Health Flexible Spending Accounts
Interim final regulations include an exemption from the Annual Dollar Limit Prohibition for health FSAs. The Notice clarifies that the exemption applies only if the health FSA is offered through a cafeteria plan. Consequently, any health FSA that is not offered through a cafeteria plan will be subject to the Annual Dollar Limit Prohibition and by its design will fail to comply. However, a health FSA will still be subject to the Preventive Services Requirement unless the health FSA is an excepted benefit (i.e., the maximum benefits cannot exceed two times the participant’s salary reduction election, and the employer also makes major group health coverage available). An employer health FSA that does not qualify as excepted benefits is not considered integrated with a group health plan and will fail the Preventive Services Requirement by design. The Departments are considering whether an HRA may be treated as a health FSA for purposes of exclusion from the Annual Dollar Limit Prohibition but even such treatment would not relieve the HRA from other ACA requirements, namely the Preventive Services Requirement, which the HRA would fail if not already integrated with a group health plan. This same analysis applies even if the HRA reimburses only premiums.
Employee Assistance Programs
Benefits under an employee assistance program (“EAP”) will be considered excepted benefits only if the EAP does not provide significant benefits in the nature of medical care or treatment. Until final rulemaking, employers can use a reasonable, good faith interpretation as to what constitutes significant medical benefits.
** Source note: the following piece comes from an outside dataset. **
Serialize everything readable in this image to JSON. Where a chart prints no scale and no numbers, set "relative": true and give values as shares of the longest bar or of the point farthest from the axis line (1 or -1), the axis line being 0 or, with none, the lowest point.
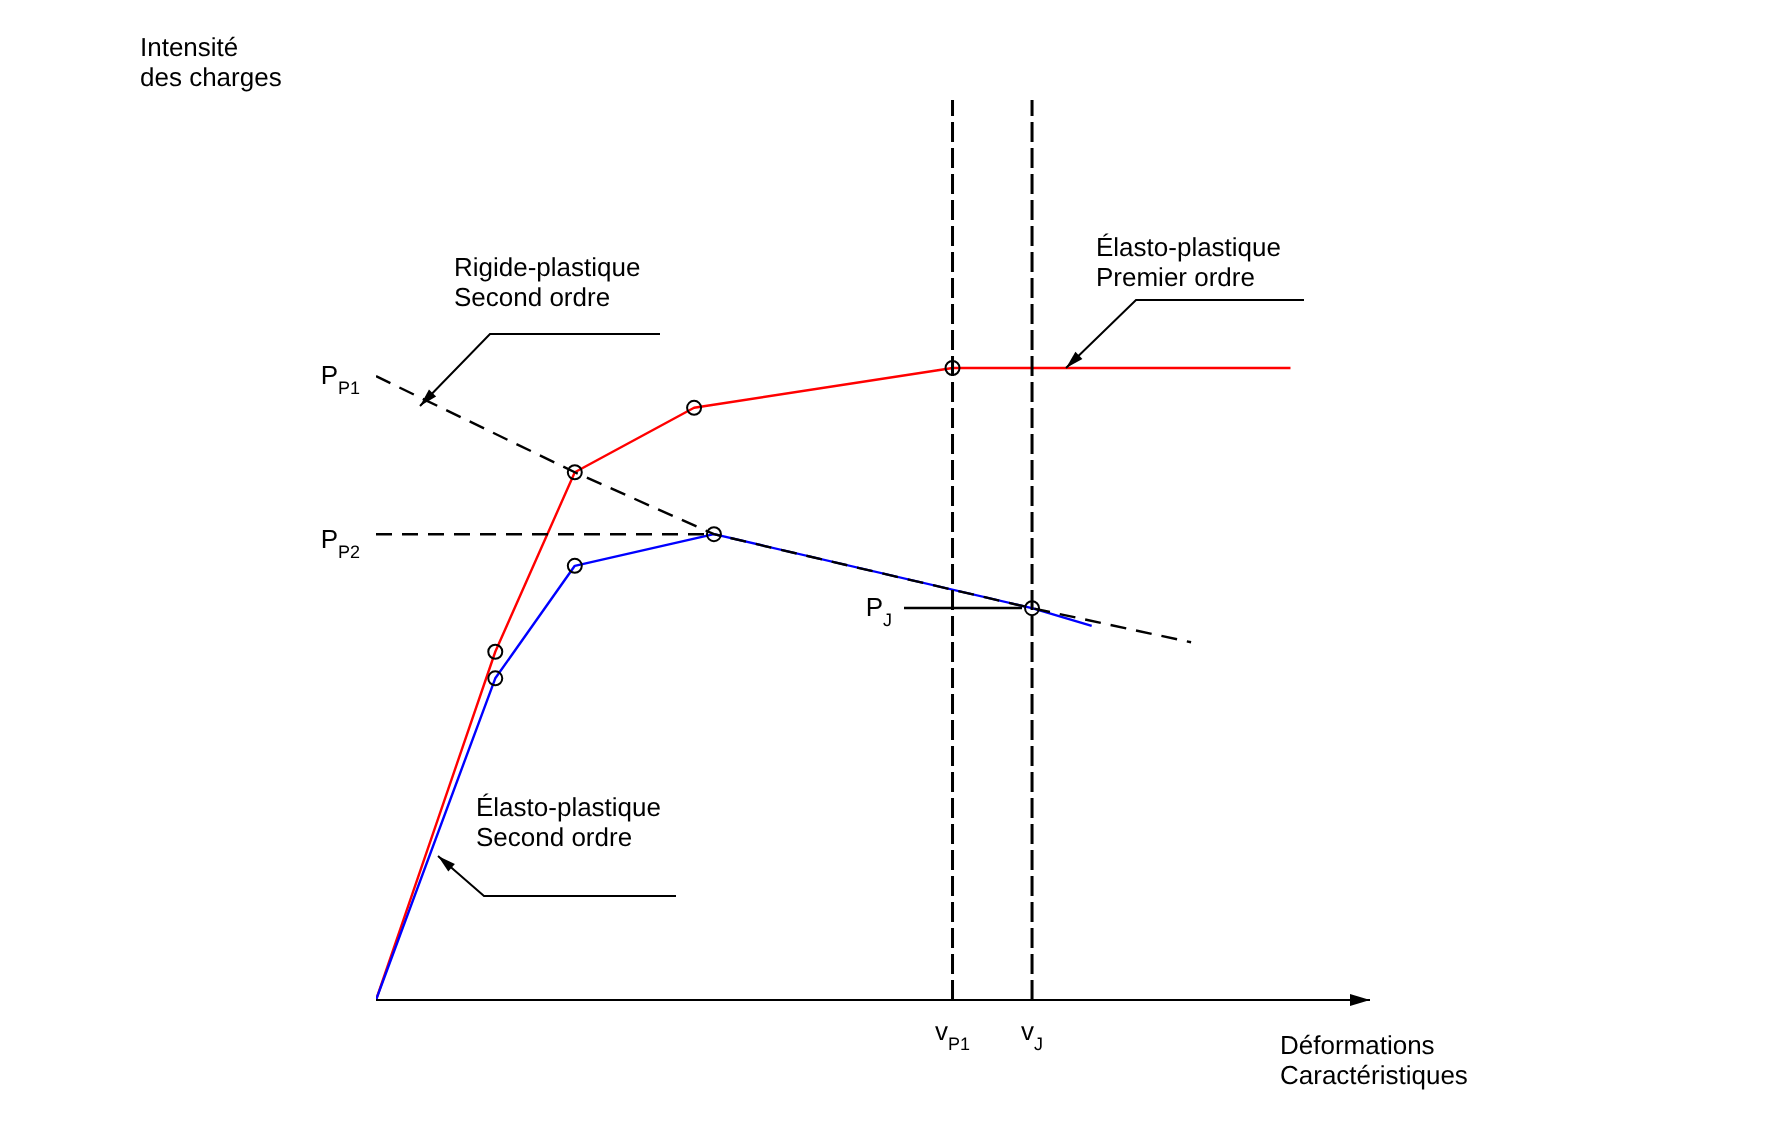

This guidance essentially puts an end to stand-alone HRAs and to health FSAs offered outside of a cafeteria plan. Although an HRA with fewer than two participants who are current employees on the first day of the plan year (i.e., retiree-only HRA) is an excepted benefit and exempt from the ACA market reforms, retiree-participants are not left unscathed. The Notice confirms that a stand-alone HRA reimbursing retirees for the purchase of individual health insurance coverage would still be considered minimum essential coverage. Consequently, a retiree covered under the stand-alone HRA would not be eligible for a premium tax credit on the Exchange for any month in which funds are retained in the HRA (even during periods of time after the employer has ceased making contributions).